Na noite de domingo, Pacheco divulgou um comunicado em que faz uma convocação extraordinária dos deputados e senadores para apreciar o decreto de intervenção federal na segurança pública do Distrito Federal, alvo de constantes críticas por estar sendo leniente em conter manifestações desde as eleições, determinada pelo presidente Luiz Inácio Lula da Silva.

REAÇÃO CONTUNDENTE

Em um tuíte, Alexandre de Moraes --que é relator das investigações mais sensíveis contra o ex-presidente Jair Bolsonaro e o esquema ilegal de financiamento de ator antidemocráticos-- avisou que haverá uma reação contudente.

"Os desprezíveis ataques terroristas à democracia e às instituições republicanas serão responsabilizados, assim como os financiadores, instigadores, anteriores e atuais agentes públicos que continuam na ilícita conduta dos atos antidemocráticos. O Judiciário não faltará ao Brasil!", disse.

Rosa Weber, por sua vez, disse em nota que manteve contato com as autoridades de segurança pública, do Ministério da Justiça e do governo do Distrito Federal, citando que agentes do STF garantiram a segurança dos ministros da corte, que acompanharam os episódios com "imensa preocupação", disse.

"O STF atuará para que os terroristas que participaram desses atos sejam devidamente julgados e exemplarmente punidos. O prédio histórico será reconstruído", destacou.

Rosa disse que o edifício do STF, um patrimônio histórico dos brasileiros e da humanidade, foi "severamente destruído por criminosos, vândalos e antidemocratas".

"Lamentavelmente, o mesmo ocorreu no Congresso Nacional e no Palácio do Planalto. As sedes dos três poderes foram vilipendiadas", acrescentou.

"O Brasil viveu neste domingo --8 de janeiro de 2023-- uma página triste e lamentável de sua história, fruto do inconformismo de quem se recusa a aceitar a democracia."

Em outra nota, o STF, o TSE , o Superior Tribunal de Justiça, o Tribunal Superior do Trabalho e o Superior Tribunal Militar manifestaram indignação ante os graves acontecimentos ocorridos no domingo "com atos de violência contra os Três Poderes da República e destruição do patrimônio público".
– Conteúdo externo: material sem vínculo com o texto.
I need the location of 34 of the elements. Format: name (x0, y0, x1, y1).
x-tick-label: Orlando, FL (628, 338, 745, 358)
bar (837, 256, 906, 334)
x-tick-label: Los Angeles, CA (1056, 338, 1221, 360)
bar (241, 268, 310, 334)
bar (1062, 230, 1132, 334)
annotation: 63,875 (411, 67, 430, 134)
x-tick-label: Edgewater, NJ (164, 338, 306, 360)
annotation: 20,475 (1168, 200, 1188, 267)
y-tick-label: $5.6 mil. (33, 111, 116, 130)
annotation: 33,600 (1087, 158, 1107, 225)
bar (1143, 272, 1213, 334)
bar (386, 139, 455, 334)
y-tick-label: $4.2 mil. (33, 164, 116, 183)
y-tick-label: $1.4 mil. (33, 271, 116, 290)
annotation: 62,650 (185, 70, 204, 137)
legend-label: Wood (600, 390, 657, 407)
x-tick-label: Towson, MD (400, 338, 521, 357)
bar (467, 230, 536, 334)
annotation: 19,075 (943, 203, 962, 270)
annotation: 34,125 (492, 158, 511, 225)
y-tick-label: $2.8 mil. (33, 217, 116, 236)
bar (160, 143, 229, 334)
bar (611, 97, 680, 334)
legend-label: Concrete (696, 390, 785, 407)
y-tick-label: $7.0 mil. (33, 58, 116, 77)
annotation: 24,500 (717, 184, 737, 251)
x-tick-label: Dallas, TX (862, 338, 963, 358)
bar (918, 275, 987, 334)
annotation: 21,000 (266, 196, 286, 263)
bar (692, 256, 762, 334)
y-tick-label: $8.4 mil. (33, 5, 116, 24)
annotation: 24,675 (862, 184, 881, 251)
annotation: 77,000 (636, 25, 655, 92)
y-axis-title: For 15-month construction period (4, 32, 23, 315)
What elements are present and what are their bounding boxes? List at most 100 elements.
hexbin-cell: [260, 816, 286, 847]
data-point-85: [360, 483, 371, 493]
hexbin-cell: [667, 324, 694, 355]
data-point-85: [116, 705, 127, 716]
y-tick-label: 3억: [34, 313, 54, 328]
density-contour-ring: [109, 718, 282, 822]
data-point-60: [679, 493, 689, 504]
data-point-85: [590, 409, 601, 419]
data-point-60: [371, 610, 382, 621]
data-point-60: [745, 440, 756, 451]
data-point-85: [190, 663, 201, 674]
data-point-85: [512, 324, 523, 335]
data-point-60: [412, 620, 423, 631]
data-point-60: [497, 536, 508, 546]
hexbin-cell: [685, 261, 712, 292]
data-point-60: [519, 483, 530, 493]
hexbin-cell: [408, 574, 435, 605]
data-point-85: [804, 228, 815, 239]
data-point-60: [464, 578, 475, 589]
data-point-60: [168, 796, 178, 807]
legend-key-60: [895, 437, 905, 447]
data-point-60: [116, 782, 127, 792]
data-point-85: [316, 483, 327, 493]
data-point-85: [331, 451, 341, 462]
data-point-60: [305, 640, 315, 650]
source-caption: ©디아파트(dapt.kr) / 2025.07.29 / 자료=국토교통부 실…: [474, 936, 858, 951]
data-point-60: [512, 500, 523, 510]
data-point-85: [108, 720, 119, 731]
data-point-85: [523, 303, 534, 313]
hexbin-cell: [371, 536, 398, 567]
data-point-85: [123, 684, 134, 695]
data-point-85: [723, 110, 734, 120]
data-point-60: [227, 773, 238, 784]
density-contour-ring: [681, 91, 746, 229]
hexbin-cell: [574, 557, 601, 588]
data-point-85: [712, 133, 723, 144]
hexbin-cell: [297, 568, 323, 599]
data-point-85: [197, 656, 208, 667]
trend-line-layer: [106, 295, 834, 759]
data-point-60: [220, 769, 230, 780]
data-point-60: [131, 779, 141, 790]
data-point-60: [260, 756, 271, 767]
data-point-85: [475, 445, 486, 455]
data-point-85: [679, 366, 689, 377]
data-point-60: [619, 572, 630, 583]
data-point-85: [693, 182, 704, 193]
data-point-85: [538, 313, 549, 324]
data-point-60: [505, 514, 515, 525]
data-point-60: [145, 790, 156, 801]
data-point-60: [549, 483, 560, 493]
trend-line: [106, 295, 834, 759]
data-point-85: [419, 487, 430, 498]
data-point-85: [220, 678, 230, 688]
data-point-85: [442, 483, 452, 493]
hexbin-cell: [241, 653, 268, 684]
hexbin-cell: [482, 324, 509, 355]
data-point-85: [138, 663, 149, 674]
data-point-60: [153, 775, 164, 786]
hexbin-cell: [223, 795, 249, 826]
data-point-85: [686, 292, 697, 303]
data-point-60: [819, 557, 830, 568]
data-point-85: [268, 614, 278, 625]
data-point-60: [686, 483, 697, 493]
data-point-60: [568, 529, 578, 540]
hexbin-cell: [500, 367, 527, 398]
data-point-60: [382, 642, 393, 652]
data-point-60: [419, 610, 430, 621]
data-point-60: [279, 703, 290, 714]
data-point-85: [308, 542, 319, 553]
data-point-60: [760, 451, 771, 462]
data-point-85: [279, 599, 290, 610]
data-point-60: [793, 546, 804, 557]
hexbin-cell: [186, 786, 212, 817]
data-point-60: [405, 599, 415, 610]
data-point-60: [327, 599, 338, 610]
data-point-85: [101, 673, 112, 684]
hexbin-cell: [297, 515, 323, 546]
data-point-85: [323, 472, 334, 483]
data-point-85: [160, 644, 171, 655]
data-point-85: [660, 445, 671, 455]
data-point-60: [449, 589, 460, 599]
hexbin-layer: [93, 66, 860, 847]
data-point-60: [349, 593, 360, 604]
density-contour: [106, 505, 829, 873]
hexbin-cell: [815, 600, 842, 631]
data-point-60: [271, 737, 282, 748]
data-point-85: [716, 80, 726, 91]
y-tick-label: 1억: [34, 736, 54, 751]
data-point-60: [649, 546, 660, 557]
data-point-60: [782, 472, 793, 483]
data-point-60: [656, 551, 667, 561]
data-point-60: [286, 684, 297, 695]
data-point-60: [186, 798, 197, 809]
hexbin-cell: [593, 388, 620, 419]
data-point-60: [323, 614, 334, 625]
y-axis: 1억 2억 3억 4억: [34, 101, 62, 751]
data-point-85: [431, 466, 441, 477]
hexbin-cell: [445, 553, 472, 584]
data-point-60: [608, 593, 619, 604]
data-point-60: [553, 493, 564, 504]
"Ao tempo em que expressam solidariedade às autoridades legitimamente constituídas, e que são alvo dessa absurda agressão, reiteram à nação brasileira o compromisso de que o Poder Judiciário seguirá firme em seu papel de garantir os direitos fundamentais e o Estado Democrático de Direito, assegurando o império da lei e a responsabilização integral dos que contra ele atentem", informaram.

DE VOLTA PARA BRASÍLIA

Arthur Lira estava em Maceió e vai retornar à capital para reagir aos maiores atos de vandalismo ao menos desde a redemocratização brasileira.

"Eu me coloco à disposição de todos os chefes de Poderes para fazermos uma reunião para deixar absolutamente inquestionável que os três Poderes estão mais unidos do que nunca a favor da democracia", disse Lira no Twitter.

Rodrigo Pacheco, por sua vez, está retornando da França e também adotará medidas em relação aos graves atentados, segundo uma fonte ligada ao parlamentar.

Uma das principais providências do Congresso será votar, durante o recesso parlamentar, o decreto de Lula de intervenção federal até 31 de janeiro na segurança pública do DF.

Pela Constituição, cabe ao Congresso confirmar a ordem de intervenção federal determinada pelo presidente.